Critics also charge that Buhari is falling back on the same authoritarian tactics that characterized his short-lived government in 1984 and 1985. His risible ‘war on indifference’ in the 1980s attempted to root out Nigerian corruption and wean his country away from oil wealth, but the staggering depth of Buhari’s economic mismanagement ended with a military coup to oust him. It is probably too soon to call Buhari’s administration a failure — or even dismiss Buhari as an autocratic retread. But his first full year as Nigeria’s president was hardly a success, and it’s obviously not great news that he is now sidelined (perhaps for months) in London.
In the 2000s, Buhari returned to politics as a committed democrat, and he ran for the presidency in 2015 on a similar anti-corruption theme rooted in his (chiefly legitimate) reputation as an honest ascetic who rebuffed the trappings of power and the graft that accompanies so much of Nigeria’s political patronage.As a northerner and a Muslim, Buhari’s campaign also carried the implicit promise that he could defuse tensions with Boko Haram. In practice, however, Buhari’s administration has chiefly prosecuted political opponents for corruption and not his supporters, and while Boko Haram’s attacks are on the decline, attacks by Fulani herdsman are growing with impunity.

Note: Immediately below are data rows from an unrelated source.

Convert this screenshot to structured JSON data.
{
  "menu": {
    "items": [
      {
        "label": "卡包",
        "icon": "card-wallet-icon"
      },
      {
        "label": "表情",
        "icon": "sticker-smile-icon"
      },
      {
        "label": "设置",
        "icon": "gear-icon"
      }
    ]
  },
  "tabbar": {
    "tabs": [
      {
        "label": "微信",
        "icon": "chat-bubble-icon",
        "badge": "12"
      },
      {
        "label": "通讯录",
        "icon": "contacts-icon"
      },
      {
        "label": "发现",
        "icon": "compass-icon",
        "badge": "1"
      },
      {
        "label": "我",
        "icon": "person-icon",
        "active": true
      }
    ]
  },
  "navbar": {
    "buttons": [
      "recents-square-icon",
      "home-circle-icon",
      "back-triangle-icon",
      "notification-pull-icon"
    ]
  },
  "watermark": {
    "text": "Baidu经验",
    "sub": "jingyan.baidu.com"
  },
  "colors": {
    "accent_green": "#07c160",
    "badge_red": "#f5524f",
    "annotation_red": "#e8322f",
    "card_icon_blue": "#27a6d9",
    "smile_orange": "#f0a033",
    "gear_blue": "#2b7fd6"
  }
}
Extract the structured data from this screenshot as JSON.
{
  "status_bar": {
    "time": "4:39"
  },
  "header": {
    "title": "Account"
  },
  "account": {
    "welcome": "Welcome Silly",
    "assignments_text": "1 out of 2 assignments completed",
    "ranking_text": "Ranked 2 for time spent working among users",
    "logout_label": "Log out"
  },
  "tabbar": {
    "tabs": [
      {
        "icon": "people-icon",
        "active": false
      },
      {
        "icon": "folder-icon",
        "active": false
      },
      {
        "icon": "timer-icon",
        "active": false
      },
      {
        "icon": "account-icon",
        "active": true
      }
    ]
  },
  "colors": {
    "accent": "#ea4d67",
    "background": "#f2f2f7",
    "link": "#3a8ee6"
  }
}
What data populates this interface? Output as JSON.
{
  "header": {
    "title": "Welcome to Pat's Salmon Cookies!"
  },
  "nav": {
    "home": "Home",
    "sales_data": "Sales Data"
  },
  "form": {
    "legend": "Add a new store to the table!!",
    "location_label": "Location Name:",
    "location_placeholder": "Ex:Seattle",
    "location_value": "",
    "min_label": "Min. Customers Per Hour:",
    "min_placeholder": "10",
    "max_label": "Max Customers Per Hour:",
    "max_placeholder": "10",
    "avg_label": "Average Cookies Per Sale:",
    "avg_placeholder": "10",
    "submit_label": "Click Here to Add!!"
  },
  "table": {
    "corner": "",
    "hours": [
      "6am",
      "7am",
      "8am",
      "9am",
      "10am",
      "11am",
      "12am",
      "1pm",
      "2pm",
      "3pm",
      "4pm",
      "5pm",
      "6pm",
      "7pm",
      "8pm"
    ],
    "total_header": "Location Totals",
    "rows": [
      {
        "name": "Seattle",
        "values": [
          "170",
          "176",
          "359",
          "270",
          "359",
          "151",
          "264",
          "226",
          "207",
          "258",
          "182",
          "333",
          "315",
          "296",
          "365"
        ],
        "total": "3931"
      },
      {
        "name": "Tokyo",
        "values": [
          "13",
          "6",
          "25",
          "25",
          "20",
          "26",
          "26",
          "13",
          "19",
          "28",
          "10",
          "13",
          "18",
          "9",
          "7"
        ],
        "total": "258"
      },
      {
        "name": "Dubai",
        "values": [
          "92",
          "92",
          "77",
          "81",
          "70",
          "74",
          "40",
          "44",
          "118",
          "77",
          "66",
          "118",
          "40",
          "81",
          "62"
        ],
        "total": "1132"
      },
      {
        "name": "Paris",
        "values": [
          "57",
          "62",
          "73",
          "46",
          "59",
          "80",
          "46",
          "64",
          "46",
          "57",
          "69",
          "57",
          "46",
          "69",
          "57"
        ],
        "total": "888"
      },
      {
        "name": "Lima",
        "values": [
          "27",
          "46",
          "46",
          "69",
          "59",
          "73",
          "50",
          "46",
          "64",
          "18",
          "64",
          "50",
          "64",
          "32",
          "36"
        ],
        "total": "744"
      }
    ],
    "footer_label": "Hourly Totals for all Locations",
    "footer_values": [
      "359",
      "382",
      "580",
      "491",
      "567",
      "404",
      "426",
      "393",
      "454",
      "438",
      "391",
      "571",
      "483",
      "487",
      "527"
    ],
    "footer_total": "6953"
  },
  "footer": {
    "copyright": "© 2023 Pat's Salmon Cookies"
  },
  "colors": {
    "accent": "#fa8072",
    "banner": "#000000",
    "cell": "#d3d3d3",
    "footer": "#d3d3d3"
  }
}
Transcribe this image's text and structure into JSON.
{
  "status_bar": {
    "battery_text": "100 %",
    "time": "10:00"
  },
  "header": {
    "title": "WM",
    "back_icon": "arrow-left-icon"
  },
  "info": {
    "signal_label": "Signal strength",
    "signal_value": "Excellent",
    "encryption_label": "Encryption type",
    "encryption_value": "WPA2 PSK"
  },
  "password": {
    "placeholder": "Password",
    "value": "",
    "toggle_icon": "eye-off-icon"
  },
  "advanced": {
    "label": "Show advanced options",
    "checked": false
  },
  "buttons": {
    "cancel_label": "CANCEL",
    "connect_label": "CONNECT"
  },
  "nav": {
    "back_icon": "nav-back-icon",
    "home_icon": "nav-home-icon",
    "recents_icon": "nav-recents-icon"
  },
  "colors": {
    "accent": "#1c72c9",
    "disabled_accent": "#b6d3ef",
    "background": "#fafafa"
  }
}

If Buhari were to die or become severely incapacitated, it is possible that Nigerial’s vice president, Yemi Osinbajo, could take power. Osinbajo was a relatively little-known law professor until he became involved with what was then the umbrella opposition movement, the All Progressives Congress (APC). Born in Lagos to a well-connected family, Osibjago studied law at the University of Lagos and the London School of Economics before holding several positions as a professor at the University of Lagos from 1979 until turning to politics in 2013, though he served in advisory role to the justice ministry from 1988 to 1992.